But the part of the trouble which was to be mine personally was coming to an end. After all, his daughter’s future was only an item in Birkenbog’s programme of the day.
“Well, then, lad”—he clapped me again on the shoulder (I sitting there with the soul of an oyster)—“we have arranged everything comfortable—eh? Now you can go and tell Lottie. Aye, and ye can say to Miss—what’s her name—Thimbolina, the old dowager with the corkscrews—with my compliments, that there’s a sweet-milk cheese ripening on the dairy shelves for her at Birkenbog. Hear ye that, lad?”
I took my leave as best I could. I felt I had hopelessly committed myself. For though I had not said a word, I had not dared to reveal to this fierce father, that being in love with another, I had been using his daughter as a stalking horse.
“And, look here, Duncan lad,” he said, “I’ll just step up and have a word with your father. The clearer understanding there is between families on such like arrangements, the less trouble there will be in the future!”
And he strode away out into the yard, halting, however, at the door to call out in a voice that could be heard all over the neighbourhood, “Come thy ways up to Birkenbog on Sunday and take a bit o’ dinner wi’ us! Then thou canst see our Lottie and tell her how many times sweeter she is than a sugar-plum! Ho, ho!”
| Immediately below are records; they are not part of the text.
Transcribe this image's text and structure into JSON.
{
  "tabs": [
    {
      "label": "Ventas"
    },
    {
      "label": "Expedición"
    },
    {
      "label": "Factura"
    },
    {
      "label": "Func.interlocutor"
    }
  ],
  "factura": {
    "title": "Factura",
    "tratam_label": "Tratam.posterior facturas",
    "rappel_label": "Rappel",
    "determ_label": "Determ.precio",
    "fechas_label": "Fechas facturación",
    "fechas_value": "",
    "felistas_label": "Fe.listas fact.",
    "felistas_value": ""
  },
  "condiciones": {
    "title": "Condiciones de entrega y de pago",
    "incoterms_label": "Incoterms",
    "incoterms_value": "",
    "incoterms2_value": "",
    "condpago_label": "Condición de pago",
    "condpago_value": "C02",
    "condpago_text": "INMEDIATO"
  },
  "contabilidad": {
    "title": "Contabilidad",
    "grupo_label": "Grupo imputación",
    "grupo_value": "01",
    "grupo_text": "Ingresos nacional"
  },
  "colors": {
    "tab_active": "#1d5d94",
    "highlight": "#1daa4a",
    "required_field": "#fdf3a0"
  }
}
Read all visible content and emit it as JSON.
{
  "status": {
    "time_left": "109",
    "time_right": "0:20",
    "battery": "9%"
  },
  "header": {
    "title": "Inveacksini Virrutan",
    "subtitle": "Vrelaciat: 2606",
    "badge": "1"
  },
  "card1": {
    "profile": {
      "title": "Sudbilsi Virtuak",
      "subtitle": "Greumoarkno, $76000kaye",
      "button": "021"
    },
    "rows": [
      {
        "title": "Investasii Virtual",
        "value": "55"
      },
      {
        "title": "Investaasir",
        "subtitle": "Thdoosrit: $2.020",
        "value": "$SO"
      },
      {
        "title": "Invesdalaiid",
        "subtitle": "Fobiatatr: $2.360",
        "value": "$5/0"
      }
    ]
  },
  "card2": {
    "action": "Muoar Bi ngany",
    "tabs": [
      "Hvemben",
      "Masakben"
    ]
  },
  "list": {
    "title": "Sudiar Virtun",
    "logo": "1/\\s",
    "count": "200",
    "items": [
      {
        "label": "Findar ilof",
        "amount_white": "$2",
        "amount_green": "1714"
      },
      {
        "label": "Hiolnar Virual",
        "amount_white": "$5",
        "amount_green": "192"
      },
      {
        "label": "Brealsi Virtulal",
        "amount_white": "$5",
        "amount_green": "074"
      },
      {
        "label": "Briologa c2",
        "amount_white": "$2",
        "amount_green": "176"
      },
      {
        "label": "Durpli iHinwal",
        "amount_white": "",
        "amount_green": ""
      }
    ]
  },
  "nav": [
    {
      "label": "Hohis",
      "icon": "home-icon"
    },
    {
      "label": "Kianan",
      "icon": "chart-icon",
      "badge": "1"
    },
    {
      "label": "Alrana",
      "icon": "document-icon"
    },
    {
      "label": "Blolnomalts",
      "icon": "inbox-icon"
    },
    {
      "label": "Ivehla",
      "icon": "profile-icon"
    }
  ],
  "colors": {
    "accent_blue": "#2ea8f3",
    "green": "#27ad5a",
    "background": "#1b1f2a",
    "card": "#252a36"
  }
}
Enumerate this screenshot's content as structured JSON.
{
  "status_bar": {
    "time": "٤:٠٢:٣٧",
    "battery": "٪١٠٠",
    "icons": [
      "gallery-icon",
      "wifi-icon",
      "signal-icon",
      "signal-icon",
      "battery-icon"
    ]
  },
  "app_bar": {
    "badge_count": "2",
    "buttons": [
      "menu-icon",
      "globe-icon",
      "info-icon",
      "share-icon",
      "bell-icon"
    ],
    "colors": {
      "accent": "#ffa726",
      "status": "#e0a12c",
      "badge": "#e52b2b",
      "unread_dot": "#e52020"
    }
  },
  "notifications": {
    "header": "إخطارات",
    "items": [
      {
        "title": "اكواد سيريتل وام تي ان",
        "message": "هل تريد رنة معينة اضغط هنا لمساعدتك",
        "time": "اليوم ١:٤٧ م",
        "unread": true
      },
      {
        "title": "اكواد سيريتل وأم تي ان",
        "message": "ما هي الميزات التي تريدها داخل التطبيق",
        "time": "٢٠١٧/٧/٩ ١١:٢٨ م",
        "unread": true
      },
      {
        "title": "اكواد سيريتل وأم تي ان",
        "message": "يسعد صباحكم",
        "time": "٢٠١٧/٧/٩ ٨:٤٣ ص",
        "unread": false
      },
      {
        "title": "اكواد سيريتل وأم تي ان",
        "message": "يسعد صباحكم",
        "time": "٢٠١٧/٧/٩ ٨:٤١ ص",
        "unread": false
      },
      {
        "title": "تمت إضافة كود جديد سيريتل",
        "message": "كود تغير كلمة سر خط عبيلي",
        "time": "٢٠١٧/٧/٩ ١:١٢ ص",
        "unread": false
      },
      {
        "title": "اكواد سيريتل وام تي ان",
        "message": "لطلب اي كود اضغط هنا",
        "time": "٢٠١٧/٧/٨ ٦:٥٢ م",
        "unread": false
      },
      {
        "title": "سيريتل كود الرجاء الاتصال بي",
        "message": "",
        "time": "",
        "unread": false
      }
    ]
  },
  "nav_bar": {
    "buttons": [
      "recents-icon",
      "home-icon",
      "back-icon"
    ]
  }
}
He was gone at last and I fairly blushed myself down the street, pushing my way between the ranks of the market stalls and the elbowing farmers.
“Are ye blind or only daft?” one apple wife called out, as I shook her rickety erection of trestles and boards. She was as red in the face as Birkenbog himself, for a cur with a kettle tied to its tail had taken refuge under her stall, and she had been serving a writ of ejectment with the same old umbrella with which she whacked thievish boys and sheltered her goods on rainy days.
But I heeded not. I was seeking solitude. I felt that I wanted nothing from the entire clan of human beings. I had lost all that I should ever really love. Irma—Irma! And here was I, settled for life with one for whom I cared not a penny!
By the time I had reached this stage, I had come out upon the bare woods that mount the path by the riverside. I came to the great holly, a cave of green shade in summer, and now a warm shelter in these tall solitudes of wattled branches standing purple and black against the winter sky.
Ah, there was some one there already. I stepped out again quickly, but not too fast to see that it was Charlotte Anderson herself I had stumbled upon—and that she was crying!